The disadvantage is as much material as it is psychic. We need jobs to survive, especially in the US, where high quality health insurance is dependent on having a job that offers it. I have multiple sclerosis. My wife has asthma and post-COVID cardiac issues. I keep going to work. I dread the planner. I dread holes in my clothes; I'm re-learning how to sew and am experimenting with sashiko techniques for mending. I dread "AI" discourse because as soon as I say "I think it should be illegal to make a chatbot that tells kids to kill themselves and I also think the mass non-consensual creation of LLMs and insertion of them into products was morally wrong and the data centers should be incinerated" people at work think I'm being "extreme." I write, but it's never enough. Everything always feels like a precipice.
I wrote this after sitting down with my planner this morning and realizing I still don't have anything to put in it. After December 1st, I won't have an excuse anymore. Maybe the lesson here is that I ought to continue to do things that feel important even when they don't feel good, because it doesn't look like "feeling good" is going to be on the upswing anytime soon. But, as Self Esteem wrote on her fuck-you-I'm-great 2021 album Prioritise Pleasure, on the title track:
I got a feeling
The timе is now to start accepting
Everything I messed up
All the fucked up shit I did thinking it would make me happy
Very little of it did, really
And it happened lately
As I willed a sunset to go quickly
Always thinking what next
Never have I just enjoyed the moment happening right now
I've never known how
This album (really, all of Self Esteem's output) came into my 30s with me and helped me give myself permission to enjoy them despite the fact that they've been almost entirely characterized by global and domestic disaster and unrest and a not-insignificant amount of personal or emotional strife.

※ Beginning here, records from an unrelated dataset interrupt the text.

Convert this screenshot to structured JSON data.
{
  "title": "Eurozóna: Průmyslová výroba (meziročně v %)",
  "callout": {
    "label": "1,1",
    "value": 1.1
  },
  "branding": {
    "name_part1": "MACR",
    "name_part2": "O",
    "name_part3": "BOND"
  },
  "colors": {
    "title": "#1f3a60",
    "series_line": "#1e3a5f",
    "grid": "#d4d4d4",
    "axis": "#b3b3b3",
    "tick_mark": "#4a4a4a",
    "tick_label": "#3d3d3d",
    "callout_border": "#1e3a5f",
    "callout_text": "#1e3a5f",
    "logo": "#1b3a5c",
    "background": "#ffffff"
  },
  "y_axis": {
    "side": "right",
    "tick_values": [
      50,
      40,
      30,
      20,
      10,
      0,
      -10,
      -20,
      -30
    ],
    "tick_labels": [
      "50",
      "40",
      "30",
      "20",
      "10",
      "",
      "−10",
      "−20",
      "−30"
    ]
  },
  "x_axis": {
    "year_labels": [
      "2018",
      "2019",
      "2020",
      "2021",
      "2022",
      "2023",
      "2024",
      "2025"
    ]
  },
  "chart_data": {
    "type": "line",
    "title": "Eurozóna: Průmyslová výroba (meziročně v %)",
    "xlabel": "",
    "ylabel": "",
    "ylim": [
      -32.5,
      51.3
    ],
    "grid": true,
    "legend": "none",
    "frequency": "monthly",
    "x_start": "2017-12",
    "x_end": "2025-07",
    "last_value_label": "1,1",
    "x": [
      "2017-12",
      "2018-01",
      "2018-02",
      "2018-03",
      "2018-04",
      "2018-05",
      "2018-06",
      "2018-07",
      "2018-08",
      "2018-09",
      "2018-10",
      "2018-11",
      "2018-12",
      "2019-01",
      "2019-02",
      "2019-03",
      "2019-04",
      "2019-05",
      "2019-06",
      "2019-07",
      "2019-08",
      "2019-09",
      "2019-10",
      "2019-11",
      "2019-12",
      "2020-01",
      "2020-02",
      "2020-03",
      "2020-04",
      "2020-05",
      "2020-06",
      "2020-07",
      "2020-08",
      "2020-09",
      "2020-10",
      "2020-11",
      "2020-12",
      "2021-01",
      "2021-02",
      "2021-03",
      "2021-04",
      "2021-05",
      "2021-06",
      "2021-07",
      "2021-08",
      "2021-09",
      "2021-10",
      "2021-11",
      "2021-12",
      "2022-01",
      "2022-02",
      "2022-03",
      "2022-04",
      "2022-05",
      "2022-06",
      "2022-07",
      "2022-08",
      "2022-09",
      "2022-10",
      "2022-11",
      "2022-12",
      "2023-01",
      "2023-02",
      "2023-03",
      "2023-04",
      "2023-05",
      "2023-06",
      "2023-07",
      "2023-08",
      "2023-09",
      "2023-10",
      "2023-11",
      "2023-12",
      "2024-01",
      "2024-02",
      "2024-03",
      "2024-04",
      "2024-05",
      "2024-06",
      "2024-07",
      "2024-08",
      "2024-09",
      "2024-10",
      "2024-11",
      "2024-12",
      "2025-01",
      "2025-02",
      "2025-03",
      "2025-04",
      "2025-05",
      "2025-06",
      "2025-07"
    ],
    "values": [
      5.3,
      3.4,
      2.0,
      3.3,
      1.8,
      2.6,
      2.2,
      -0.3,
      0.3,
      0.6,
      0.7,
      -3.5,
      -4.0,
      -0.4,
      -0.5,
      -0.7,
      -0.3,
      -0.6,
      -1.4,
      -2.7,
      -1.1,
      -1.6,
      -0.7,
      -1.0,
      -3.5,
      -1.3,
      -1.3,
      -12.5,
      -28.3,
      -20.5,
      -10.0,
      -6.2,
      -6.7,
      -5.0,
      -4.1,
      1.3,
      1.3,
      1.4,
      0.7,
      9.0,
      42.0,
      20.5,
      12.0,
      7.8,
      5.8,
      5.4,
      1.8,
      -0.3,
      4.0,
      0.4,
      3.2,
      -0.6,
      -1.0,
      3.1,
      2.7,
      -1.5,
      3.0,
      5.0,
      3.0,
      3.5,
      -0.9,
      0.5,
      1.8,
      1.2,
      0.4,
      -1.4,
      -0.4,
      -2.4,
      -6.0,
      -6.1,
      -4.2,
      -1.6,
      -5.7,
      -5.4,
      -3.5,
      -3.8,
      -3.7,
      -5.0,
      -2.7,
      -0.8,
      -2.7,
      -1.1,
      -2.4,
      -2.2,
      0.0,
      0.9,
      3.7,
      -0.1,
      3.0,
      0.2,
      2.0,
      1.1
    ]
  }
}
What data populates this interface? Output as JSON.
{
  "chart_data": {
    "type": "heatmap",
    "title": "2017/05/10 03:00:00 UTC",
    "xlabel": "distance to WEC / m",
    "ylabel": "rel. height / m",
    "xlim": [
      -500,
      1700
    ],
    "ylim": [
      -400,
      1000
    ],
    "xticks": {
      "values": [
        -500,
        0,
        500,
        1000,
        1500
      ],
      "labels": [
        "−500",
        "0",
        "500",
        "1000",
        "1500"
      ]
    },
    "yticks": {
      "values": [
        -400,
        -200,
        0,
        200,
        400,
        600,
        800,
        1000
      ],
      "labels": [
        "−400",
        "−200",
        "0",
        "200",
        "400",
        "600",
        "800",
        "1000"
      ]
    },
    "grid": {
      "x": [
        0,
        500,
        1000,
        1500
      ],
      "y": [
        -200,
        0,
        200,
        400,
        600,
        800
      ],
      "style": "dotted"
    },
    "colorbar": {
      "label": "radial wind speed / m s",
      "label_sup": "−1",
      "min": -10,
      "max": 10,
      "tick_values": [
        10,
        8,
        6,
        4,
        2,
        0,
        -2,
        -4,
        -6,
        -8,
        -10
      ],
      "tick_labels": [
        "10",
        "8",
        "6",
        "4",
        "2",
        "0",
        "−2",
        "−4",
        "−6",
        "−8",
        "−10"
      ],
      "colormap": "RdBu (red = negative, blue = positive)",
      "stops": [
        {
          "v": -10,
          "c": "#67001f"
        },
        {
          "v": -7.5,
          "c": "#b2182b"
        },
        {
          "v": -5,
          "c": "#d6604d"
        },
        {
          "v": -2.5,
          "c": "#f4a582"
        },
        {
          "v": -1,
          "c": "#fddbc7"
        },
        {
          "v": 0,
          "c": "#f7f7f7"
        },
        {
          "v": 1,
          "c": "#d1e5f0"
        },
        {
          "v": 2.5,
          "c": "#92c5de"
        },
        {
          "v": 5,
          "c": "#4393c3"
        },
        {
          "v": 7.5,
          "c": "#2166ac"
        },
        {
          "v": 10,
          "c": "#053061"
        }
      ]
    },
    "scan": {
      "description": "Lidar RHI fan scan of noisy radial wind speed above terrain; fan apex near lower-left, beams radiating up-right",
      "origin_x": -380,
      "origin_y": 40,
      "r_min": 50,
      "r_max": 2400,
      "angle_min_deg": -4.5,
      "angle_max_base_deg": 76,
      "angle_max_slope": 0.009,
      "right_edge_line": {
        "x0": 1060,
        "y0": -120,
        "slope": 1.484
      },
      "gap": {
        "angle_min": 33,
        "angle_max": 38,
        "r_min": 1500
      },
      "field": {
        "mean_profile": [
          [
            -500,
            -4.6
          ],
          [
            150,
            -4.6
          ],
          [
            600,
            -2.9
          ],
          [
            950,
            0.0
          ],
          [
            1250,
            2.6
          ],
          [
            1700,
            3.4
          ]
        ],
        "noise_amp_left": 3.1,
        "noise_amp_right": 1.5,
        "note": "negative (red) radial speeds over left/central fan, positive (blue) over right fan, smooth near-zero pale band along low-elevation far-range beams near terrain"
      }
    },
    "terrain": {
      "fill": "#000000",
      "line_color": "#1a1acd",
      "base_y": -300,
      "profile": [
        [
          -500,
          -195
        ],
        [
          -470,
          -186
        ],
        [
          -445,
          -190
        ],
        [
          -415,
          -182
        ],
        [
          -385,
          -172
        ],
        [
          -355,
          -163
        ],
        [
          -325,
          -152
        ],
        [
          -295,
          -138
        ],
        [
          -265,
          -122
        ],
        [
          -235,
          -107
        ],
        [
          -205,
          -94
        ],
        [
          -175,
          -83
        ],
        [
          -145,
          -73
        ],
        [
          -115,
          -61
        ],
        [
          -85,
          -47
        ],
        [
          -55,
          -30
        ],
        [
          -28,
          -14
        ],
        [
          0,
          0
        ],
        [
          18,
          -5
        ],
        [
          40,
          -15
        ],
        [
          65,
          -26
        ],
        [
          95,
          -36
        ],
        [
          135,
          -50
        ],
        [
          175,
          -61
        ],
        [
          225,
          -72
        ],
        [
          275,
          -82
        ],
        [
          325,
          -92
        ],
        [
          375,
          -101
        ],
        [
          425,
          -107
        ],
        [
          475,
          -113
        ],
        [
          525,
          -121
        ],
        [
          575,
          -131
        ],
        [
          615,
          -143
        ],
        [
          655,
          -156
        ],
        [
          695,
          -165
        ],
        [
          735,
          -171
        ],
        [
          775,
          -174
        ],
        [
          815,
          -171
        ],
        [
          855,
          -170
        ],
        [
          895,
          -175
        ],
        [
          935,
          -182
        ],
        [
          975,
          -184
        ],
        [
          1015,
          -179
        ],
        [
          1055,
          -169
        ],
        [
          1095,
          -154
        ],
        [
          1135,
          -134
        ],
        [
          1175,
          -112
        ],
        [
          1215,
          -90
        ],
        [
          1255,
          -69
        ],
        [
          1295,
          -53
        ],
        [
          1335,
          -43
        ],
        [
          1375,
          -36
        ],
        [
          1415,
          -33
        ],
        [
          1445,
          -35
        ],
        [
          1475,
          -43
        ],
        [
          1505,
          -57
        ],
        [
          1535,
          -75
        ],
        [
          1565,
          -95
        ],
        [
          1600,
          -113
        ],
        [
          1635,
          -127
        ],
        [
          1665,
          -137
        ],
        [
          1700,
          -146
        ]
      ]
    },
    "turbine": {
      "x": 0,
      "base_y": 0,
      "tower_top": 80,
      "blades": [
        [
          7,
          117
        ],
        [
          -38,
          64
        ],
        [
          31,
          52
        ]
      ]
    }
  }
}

But I do prioritize pleasure now, including in the sense that we can and should derive pleasure from service and kindness to others. Pleasure and happiness are sometimes the product of work and intentionality. Sometimes, if you want something to feel good, you have to make it that way. In terms of finding things to write in my planner – I have to do this on purpose. And maybe I should continue to find more things to do that do please me. I cannot stress enough that right now, pleasure is a radical act, especially pleasure in service to others. Do something. Write it in your planner. It's not much, but at least it's honest work.